Tu tirais ta vie comme l'aurait fait,
De son rein puissant, de son flanc usé,
Percheron du temps ou vieux Boulonnais,
Baissant le regard au sillon mouillé.
Moi, j'ignorais tout des peines du champ
Que taisent si bien ces hommes de terre
Aux mains fissurées d'hivers saisissants,
Aux coeurs endurcis de pas solitaires.
Tu priais les dieux tel un vagabond,
Ne cherchant plus rien mais croyant toujours
Qu'au-delà des bois et de l'horizon
Ondulaient, au soir, des fées de l'amour.

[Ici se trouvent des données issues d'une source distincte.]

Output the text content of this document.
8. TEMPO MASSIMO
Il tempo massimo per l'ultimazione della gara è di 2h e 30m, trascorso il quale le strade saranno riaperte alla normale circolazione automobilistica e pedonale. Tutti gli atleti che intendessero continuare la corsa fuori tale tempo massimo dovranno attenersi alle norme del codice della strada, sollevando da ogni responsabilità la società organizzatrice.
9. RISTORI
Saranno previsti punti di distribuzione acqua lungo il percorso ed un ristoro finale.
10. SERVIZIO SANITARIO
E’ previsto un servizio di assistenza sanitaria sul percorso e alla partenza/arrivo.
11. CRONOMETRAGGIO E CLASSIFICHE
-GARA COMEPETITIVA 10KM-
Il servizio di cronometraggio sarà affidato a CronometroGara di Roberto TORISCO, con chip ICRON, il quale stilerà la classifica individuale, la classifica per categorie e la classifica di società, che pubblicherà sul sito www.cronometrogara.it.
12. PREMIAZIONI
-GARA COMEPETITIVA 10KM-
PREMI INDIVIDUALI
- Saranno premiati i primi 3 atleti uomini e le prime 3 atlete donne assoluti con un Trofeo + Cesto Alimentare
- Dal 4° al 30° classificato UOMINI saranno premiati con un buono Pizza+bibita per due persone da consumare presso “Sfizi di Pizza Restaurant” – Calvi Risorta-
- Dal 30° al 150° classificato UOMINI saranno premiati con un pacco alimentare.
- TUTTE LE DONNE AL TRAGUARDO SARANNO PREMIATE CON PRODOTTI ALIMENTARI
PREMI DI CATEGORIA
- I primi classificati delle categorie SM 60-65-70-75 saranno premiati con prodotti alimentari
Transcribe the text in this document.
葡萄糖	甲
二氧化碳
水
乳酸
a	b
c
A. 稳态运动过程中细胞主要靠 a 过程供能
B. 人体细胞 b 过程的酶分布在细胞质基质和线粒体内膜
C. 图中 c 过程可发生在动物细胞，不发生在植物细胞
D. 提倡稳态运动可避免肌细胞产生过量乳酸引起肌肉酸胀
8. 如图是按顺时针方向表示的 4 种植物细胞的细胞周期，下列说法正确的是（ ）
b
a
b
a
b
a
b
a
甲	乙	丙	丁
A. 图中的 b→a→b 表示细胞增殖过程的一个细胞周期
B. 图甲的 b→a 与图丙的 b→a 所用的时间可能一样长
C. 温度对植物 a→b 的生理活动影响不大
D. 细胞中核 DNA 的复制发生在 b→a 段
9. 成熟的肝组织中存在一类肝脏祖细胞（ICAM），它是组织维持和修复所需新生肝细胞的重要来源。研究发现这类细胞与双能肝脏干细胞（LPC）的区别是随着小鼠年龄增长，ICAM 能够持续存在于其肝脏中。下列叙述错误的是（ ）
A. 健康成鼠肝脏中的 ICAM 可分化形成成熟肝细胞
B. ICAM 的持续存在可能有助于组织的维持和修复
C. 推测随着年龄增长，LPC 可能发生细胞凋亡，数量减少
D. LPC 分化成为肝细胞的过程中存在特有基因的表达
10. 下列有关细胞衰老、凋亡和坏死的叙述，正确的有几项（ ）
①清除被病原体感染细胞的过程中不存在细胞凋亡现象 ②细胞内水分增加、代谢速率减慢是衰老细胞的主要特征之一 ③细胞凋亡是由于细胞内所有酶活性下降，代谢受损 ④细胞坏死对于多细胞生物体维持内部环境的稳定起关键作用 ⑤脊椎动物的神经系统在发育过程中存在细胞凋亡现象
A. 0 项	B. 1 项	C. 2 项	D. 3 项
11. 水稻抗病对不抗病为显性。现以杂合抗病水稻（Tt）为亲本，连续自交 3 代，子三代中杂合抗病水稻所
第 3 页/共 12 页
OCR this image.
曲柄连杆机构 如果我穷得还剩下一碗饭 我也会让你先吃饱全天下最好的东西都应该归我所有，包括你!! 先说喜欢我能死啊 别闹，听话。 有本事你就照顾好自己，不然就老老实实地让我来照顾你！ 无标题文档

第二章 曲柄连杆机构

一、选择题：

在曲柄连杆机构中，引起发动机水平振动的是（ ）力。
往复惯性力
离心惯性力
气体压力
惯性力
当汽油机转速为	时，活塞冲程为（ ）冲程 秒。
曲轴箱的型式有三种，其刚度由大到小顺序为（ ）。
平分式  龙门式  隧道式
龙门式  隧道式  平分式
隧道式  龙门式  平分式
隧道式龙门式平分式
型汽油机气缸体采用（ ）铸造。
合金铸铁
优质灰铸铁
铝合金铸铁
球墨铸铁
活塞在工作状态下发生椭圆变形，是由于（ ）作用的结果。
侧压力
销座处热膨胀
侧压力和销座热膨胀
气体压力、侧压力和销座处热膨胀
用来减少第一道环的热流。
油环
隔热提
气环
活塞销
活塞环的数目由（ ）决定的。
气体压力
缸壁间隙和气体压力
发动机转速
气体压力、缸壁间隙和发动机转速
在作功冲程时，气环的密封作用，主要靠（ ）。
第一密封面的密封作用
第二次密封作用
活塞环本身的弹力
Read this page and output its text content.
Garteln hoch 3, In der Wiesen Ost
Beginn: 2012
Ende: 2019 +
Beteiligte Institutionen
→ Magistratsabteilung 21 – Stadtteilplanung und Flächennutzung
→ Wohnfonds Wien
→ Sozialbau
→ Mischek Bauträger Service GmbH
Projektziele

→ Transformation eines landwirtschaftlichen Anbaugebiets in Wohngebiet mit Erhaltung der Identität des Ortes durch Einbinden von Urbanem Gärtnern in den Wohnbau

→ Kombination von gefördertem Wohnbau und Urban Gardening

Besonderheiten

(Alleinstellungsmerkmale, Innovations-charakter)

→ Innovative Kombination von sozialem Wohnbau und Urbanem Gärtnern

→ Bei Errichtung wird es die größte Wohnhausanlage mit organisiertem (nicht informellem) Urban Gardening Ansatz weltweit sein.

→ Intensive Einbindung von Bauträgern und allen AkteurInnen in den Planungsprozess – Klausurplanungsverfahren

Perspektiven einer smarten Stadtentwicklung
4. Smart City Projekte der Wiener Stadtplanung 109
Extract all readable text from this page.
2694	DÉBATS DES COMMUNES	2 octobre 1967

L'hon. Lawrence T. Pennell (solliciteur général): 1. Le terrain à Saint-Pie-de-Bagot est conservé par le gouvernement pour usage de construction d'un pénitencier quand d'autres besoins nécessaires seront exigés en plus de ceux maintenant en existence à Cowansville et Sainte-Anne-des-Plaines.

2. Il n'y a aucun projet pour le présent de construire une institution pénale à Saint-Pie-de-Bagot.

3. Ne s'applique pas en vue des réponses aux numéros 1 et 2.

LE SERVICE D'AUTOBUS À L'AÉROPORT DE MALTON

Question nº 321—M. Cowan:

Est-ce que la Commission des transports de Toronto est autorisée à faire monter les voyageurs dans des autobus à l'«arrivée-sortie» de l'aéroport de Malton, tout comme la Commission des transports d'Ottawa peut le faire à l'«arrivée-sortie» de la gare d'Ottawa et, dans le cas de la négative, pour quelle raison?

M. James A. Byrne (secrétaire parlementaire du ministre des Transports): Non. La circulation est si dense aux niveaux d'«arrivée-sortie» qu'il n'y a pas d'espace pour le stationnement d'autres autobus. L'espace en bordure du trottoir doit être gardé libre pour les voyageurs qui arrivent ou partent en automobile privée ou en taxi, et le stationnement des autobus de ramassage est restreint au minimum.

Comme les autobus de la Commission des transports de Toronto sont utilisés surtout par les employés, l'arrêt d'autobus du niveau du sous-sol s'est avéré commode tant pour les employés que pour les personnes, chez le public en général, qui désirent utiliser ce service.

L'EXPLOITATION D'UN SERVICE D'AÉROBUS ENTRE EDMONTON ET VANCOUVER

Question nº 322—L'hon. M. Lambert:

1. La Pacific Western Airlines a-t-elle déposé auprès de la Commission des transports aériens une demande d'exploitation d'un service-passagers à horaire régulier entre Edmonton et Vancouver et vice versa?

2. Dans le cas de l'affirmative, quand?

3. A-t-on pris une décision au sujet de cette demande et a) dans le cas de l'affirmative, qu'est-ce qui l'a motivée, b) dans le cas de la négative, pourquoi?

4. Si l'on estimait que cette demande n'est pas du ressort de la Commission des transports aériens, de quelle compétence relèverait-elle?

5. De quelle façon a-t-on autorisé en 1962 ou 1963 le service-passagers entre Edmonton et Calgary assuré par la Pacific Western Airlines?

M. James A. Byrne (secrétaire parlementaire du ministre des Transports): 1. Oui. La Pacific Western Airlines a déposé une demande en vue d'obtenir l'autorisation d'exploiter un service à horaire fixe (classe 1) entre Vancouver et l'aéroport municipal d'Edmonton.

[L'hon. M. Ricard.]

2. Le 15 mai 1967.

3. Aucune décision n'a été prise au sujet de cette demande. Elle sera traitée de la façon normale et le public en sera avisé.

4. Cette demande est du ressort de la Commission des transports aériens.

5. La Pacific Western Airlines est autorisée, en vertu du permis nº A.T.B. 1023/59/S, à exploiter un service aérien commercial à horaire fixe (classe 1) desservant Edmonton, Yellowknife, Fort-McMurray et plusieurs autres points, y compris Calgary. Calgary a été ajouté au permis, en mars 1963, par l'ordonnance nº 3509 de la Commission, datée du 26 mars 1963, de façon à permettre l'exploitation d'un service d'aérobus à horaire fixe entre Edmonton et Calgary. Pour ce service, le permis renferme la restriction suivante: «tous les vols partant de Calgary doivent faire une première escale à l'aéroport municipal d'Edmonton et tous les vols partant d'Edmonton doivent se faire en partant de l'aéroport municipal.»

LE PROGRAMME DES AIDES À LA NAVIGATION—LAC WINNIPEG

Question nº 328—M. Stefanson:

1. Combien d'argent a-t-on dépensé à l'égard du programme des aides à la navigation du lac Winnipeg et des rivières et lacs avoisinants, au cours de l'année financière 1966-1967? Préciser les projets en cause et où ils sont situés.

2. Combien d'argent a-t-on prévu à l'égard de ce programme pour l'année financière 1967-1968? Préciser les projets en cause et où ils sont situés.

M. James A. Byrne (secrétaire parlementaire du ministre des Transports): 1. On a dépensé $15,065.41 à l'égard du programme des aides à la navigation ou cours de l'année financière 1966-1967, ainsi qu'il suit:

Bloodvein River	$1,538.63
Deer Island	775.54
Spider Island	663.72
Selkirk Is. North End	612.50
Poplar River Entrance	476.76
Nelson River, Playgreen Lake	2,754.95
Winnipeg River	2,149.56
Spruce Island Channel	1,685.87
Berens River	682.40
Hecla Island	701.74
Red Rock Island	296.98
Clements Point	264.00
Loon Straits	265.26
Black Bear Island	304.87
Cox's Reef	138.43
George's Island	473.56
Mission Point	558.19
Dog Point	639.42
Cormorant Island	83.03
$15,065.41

Je ne savais rien de tous ces mirages,
Et de l'infinie force de la vie
Qui nous meut encore après les outrages,
Alourdis de peur et trempés de pluie.
Tu jouais encore à jeter en l'air
Dépits en fétus et feuilles mourantes,
Rêvassant au creux d'un lit sans rivière
Et riant du ciel aux voûtes pesantes.
Moi, j'avais maudit l'ombre sans promesse
Et qui nous revient comme un coeur trop lent,
Battant d'une même et longue tristesse,
Etirant sa peine au bord du couchant.
Toi, tu cheminais au bout d'une canne,
Au bout du chemin, au fond de la nuit,
Entraînant ta lourde cape diaphane
Et lançant aux morts un dernier défi.
Moi, je suis resté au pied du talus,
Les yeux dans le sang et l'âme aux enfers,
Cherchant à l'Autan ces rêves perdus
Que soufflent parfois les tombeaux amers.